Consider this very sophisticated and advanced sorting algorithm for 32 integer numbers :)
#define NUM 32
#define NUMTESTS 65536
__global__ static void bubbleSort(int * input, int *output) {
__shared__ int shared[NUM+1];
shared[NUM]=999999;
const unsigned int tid = threadIdx.x;
for (int test=0; test<NUMTESTS; ++test) {
__syncthreads();
shared[tid] = input[tid];
__threadfence_block();
#pragma unroll 32
for (int i=0; i<32; ++i) {
if ((threadIdx.x&1) == (i&1)) {
if (shared[tid+1]<shared[tid])
swap(shared[tid+1],shared[tid]);
}
__threadfence_block();
}
output[tid] = shared[tid];
}
}
I get the following running time:
Done! GPU execution time: 585.410156 ms
Now consider another code - I simply unroll the for loop manually, 32 times. I am not going to paste the code here for obvious reasons :)
Done! GPU execution time: 388.730560 ms
So my question is: is #pragma unroll really working?

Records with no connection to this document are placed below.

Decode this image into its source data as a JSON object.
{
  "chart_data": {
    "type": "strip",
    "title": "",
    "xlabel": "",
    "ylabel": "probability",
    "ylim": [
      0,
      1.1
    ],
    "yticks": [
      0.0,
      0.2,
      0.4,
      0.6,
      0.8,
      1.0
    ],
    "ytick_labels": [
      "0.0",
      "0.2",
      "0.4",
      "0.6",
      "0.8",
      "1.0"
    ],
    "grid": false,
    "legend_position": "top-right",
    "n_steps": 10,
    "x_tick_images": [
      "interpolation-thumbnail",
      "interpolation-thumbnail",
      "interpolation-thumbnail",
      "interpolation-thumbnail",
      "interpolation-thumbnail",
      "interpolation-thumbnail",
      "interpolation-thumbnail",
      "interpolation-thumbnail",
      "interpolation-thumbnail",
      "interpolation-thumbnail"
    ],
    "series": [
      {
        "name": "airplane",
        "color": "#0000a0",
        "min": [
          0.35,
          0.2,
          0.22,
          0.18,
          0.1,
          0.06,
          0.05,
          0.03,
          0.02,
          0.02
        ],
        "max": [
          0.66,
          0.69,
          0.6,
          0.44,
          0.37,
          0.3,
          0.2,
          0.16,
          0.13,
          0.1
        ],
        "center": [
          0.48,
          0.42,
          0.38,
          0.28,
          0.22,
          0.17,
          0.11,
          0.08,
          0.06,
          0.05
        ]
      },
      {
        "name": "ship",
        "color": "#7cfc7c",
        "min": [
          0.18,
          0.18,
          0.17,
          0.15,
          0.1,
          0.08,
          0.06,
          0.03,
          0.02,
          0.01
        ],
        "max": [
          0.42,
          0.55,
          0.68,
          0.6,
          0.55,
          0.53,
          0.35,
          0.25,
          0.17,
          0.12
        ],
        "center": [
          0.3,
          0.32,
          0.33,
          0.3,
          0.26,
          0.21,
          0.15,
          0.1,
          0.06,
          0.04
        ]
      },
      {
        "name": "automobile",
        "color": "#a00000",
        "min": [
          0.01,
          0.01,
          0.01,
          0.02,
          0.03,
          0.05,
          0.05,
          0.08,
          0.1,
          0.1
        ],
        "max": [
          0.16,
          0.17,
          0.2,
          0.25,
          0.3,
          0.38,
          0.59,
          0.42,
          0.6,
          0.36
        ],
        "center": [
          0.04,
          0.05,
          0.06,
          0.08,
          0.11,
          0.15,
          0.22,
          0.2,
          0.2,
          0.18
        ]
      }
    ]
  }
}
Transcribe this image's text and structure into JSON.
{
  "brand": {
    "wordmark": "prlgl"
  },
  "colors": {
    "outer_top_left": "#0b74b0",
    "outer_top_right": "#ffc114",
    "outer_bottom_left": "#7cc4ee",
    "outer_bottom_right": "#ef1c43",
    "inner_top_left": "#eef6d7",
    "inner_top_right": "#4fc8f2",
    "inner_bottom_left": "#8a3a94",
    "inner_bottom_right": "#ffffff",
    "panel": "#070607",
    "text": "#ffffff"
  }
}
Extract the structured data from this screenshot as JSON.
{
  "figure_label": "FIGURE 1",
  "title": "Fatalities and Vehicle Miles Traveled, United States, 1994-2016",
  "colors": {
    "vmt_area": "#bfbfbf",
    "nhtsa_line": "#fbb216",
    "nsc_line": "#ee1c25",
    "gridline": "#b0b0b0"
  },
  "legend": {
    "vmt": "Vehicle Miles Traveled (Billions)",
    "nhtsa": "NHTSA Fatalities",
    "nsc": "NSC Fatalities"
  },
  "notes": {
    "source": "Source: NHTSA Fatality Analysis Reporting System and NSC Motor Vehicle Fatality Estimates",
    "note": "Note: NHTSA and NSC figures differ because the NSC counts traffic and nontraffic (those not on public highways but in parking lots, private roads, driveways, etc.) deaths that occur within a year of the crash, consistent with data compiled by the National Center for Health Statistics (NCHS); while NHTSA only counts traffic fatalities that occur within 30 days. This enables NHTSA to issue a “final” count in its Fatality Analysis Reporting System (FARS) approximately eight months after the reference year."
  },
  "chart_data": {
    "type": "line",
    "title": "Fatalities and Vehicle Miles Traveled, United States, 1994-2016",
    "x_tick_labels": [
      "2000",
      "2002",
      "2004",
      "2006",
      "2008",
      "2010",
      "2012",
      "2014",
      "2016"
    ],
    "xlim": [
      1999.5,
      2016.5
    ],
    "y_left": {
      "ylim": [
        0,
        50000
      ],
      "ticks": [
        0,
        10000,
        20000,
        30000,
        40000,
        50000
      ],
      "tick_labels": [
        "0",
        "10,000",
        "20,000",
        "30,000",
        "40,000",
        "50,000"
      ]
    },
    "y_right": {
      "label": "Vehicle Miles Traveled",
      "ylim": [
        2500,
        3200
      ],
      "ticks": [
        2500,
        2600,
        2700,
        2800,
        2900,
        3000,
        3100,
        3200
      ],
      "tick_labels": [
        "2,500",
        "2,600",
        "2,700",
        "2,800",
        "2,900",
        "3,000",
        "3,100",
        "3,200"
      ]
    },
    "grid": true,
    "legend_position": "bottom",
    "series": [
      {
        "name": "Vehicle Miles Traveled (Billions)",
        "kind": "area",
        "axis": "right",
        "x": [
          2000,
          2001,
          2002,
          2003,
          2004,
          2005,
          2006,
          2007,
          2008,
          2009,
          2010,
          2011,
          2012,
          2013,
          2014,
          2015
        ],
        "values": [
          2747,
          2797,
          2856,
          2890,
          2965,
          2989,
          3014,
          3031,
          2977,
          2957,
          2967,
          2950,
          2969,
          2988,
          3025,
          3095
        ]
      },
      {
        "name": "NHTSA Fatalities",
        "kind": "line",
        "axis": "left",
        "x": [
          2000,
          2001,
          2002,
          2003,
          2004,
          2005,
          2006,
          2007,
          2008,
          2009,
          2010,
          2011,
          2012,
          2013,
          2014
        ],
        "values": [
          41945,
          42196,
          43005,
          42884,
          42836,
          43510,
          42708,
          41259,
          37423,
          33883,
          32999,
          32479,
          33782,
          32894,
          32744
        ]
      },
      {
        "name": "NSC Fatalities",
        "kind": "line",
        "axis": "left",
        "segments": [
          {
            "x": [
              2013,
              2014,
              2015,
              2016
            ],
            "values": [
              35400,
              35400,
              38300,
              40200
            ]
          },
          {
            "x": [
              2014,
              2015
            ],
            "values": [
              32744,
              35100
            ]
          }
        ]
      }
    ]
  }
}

Some answers you might want to hear:
[*]Times are repetitive. It is not one of those strange nasty execution-time spikes.
[*]I am using nvcc -O2 -arch sm_13 (although programming guide does not state if and when unrolling may not work)
[*]Tested on GTX260, Win XP 32bit, Cuda 2.2
[*]I call it in <<<1,32>>> configuration.
[*]I launch the timer just before kernel call and I do use cudaThreadSynchronize() before stopping it.
[*]Algorithm gives correct results in both cases
[*]Bitonic sort in SDK version is slower for arrays of size 32 (600ms), but if you manually unroll all its for-s and squeeze if-else into if (it can be done), you can actually be faster. (In my case I have it in 306ms)